Auch als Folge von Hartz IV entstanden bis heute deutschlandweit mehr als 850 Tafeln, die ein Netz von etwa 2.000 Ausgabestellen beliefern, in denen laut Schätzungen des Bundesverbandes 1 Million Bürger vorstellig werden. Die Beschaffung und Verteilung von jährlich etwa 130.000 Tonnen Lebensmitteln verlangt logistisches Management, vor allem aber das Engagement zehntausender ehrenamtlicher Helfer und 1-Euro-Jobber.

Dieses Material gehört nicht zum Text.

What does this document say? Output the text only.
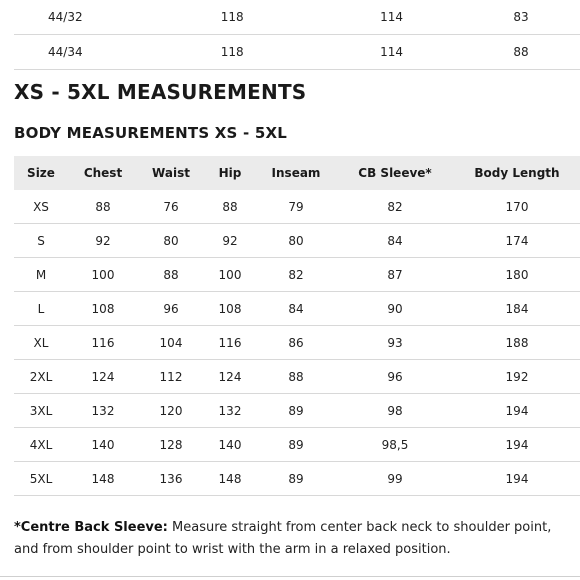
44/32	118	114	83
44/34	118	114	88
XS - 5XL MEASUREMENTS
BODY MEASUREMENTS XS - 5XL
Size	Chest	Waist	Hip	Inseam	CB Sleeve*	Body Length
XS	88	76	88	79	82	170
S	92	80	92	80	84	174
M	100	88	100	82	87	180
L	108	96	108	84	90	184
XL	116	104	116	86	93	188
2XL	124	112	124	88	96	192
3XL	132	120	132	89	98	194
4XL	140	128	140	89	98,5	194
5XL	148	136	148	89	99	194

*Centre Back Sleeve: Measure straight from center back neck to shoulder point, and from shoulder point to wrist with the arm in a relaxed position.
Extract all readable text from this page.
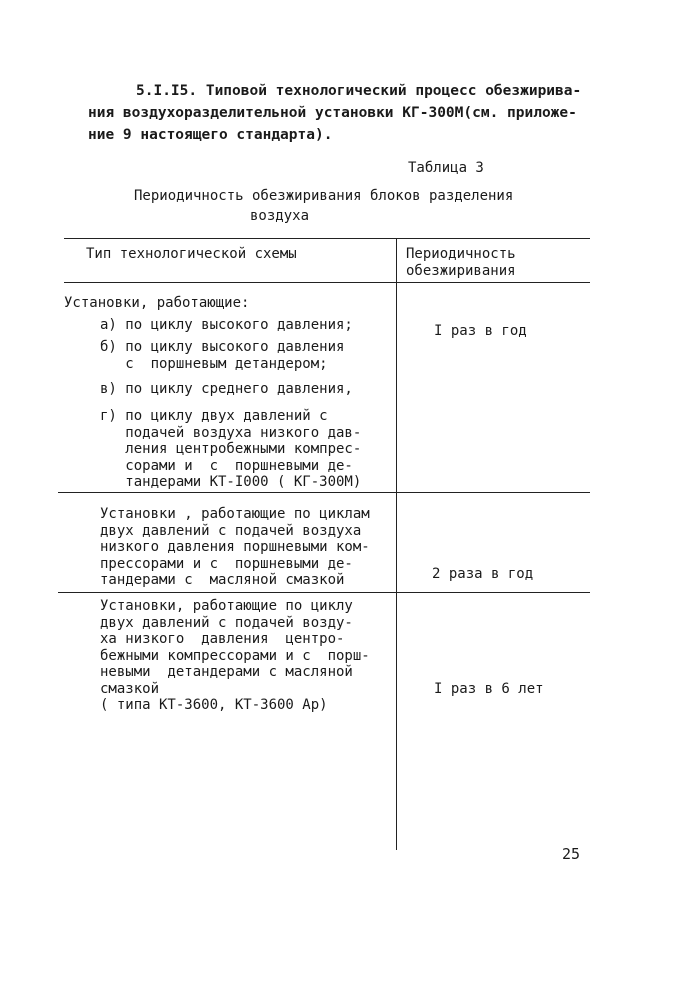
5.I.I5. Типовой технологический процесс обезжирива-
ния воздухоразделительной установки КГ-300М(см. приложе-
ние 9 настоящего стандарта).
Таблица 3
Периодичность обезжиривания блоков разделения
воздуха
Тип технологической схемы	Периодичность
обезжиривания
Установки, работающие:
а) по циклу высокого давления;
б) по циклу высокого давления
с  поршневым детандером;
в) по циклу среднего давления,
г) по циклу двух давлений с
подачей воздуха низкого дав-
ления центробежными компрес-
сорами и  с  поршневыми де-
тандерами КТ-I000 ( КГ-300М)
I раз в год
Установки , работающие по циклам
двух давлений с подачей воздуха
низкого давления поршневыми ком-
прессорами и с  поршневыми де-
тандерами с  масляной смазкой	2 раза в год
Установки, работающие по циклу
двух давлений с подачей возду-
ха низкого  давления  центро-
бежными компрессорами и с  порш-
невыми  детандерами с масляной
смазкой
( типа КТ-3600, КТ-3600 Ар)
I раз в 6 лет
25
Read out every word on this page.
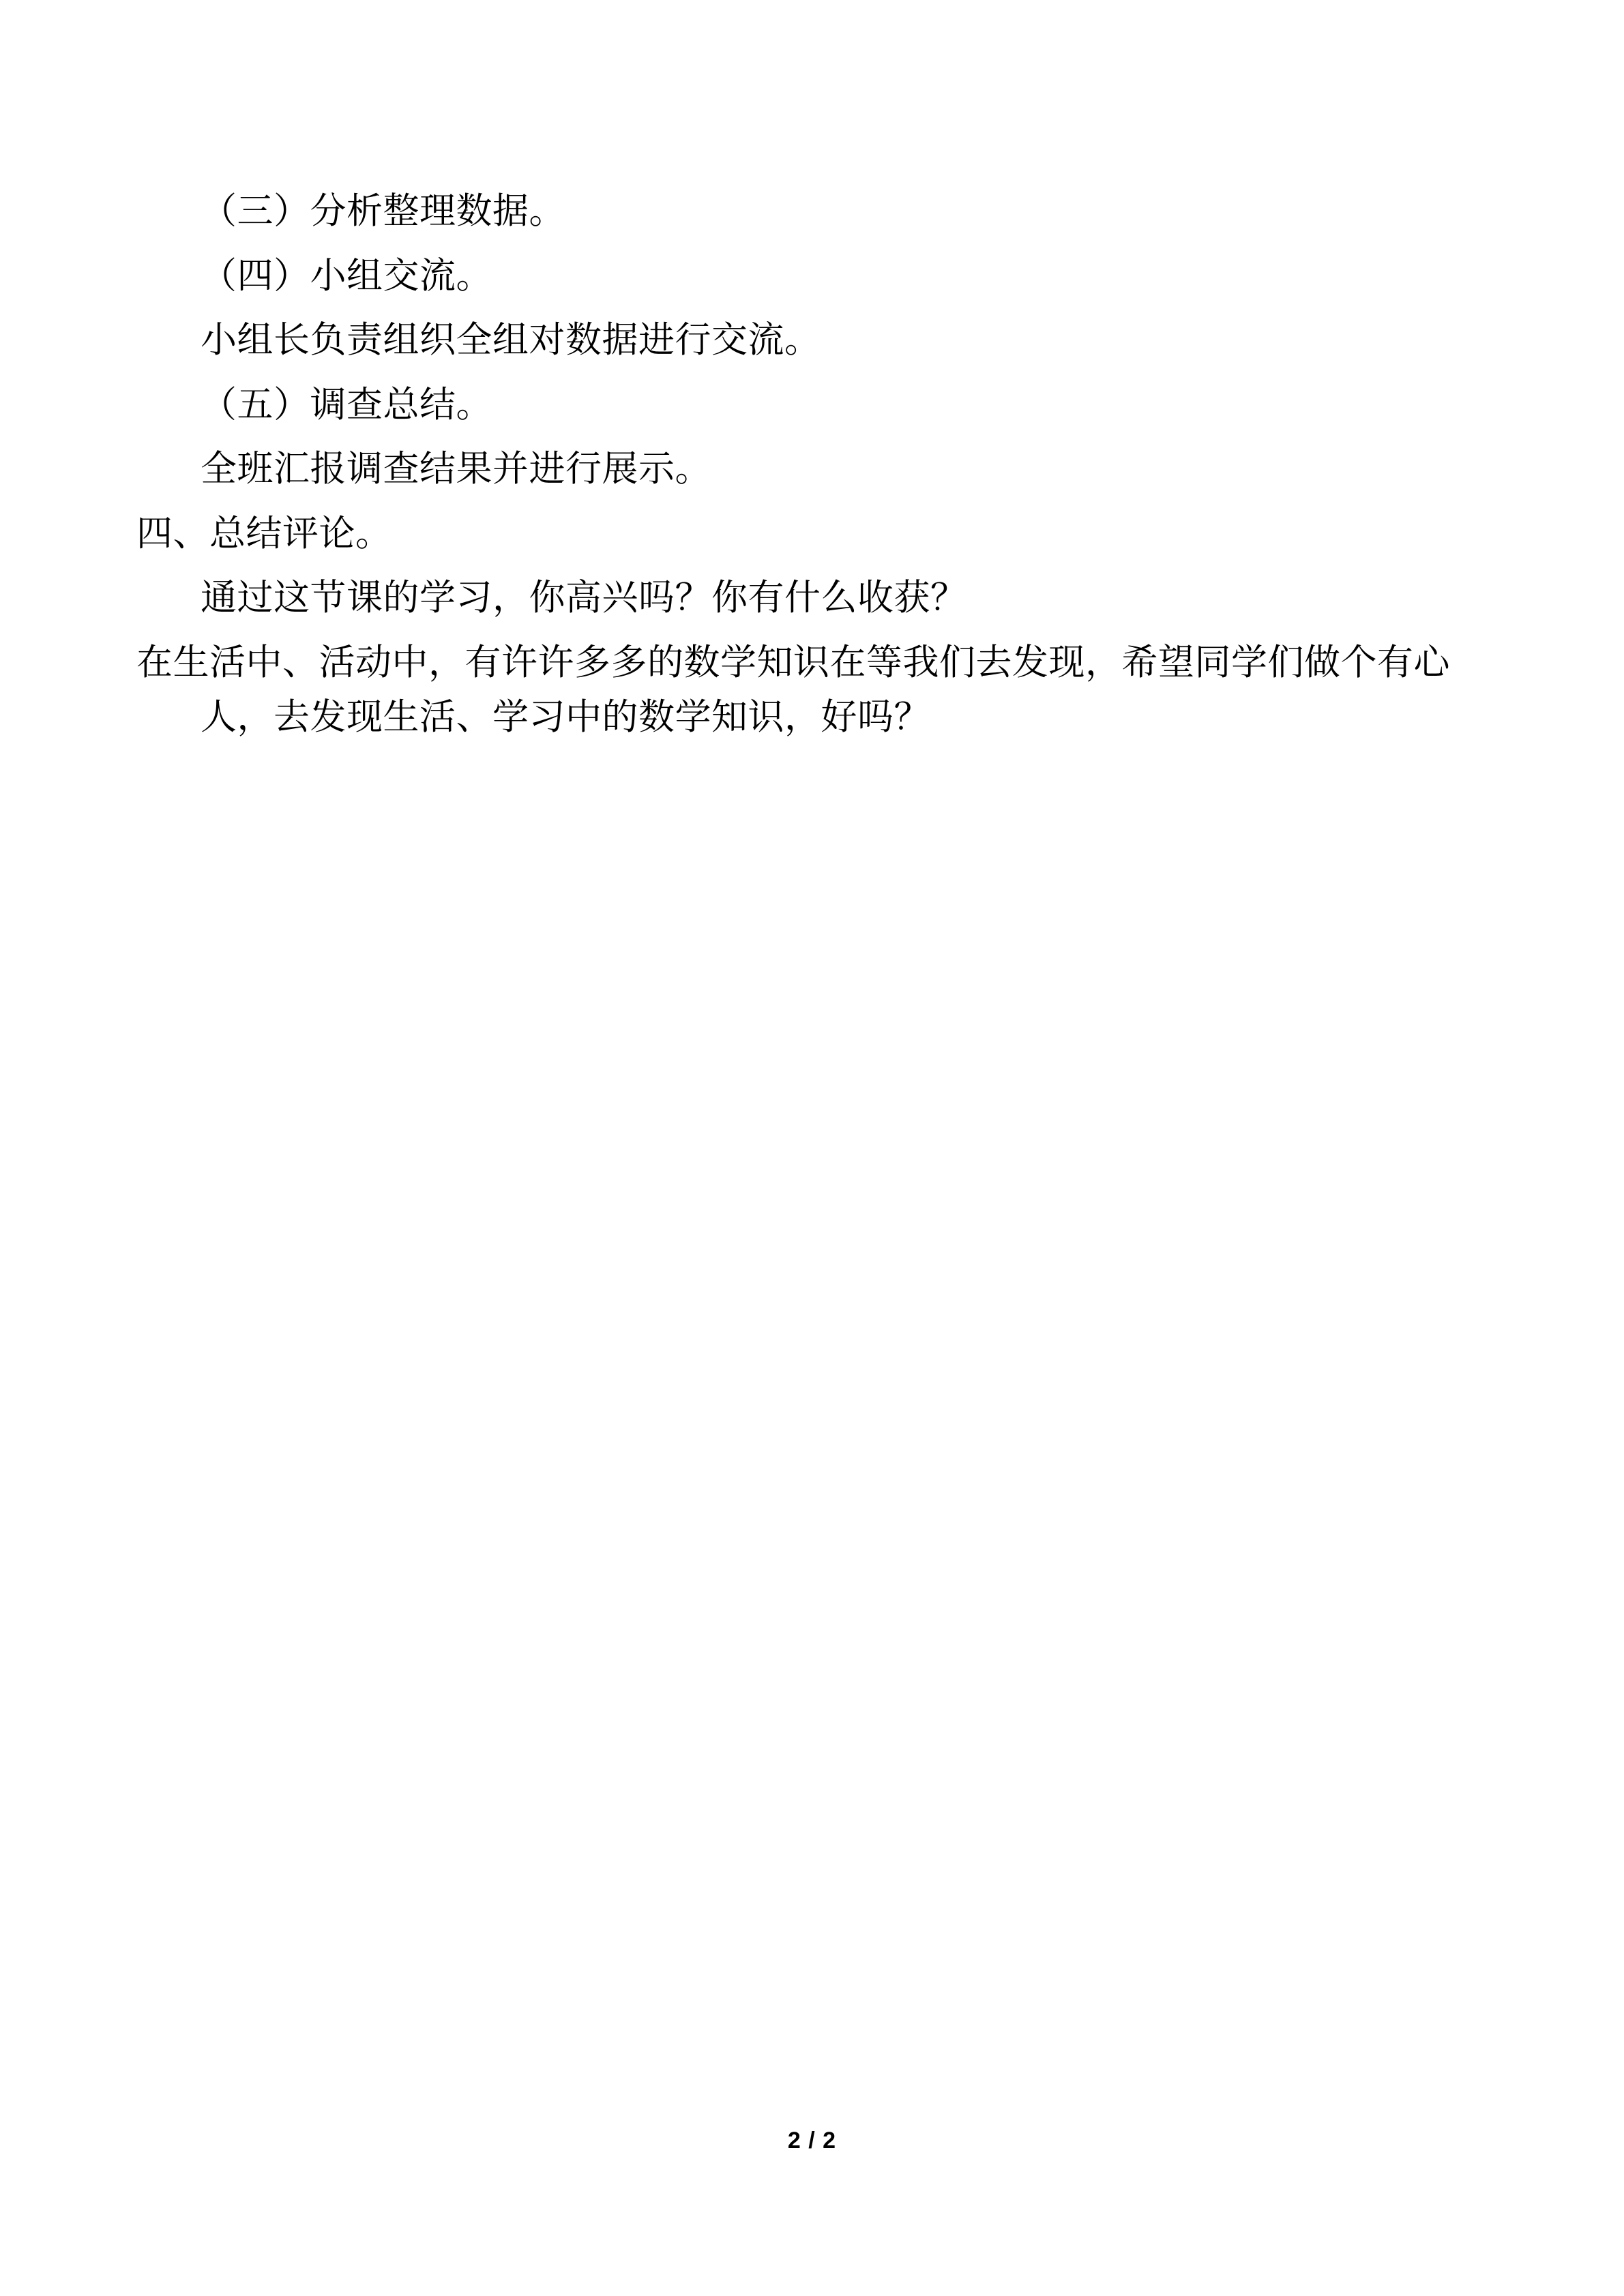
（三）分析整理数据。

（四）小组交流。

小组长负责组织全组对数据进行交流。

（五）调查总结。

全班汇报调查结果并进行展示。

四、总结评论。

通过这节课的学习，你高兴吗？你有什么收获？

在生活中、活动中，有许许多多的数学知识在等我们去发现，希望同学们做个有心人，去发现生活、学习中的数学知识，好吗？

2 / 2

Es gibt eine Reihe bekannter und unbekannter Sponsoren aus der Geschäftswelt, ganze Schulklassen spenden jedes Wochenende von ihrem Taschengeld, Betriebe sammeln, eine Supermarktkette hat ihren Pfandflaschenautomaten einen Knopf einbauen lassen, mit dem auf Kundenwunsch der Betrag den Tafeln gutgeschrieben wird. Die Tafel ist ein sogenannter Sympathieträger mit hohem Ansehen, die aus dem Nichts eine Art Schlaraffenland hervorzaubert.
Für viele Arme ist sie nicht mehr wegzudenken. Und auch nicht für viele Lebensmittelketten, Discounter und Geschäfte. Ehedem musste bezahlt werden für die Abholung des "Biomülls".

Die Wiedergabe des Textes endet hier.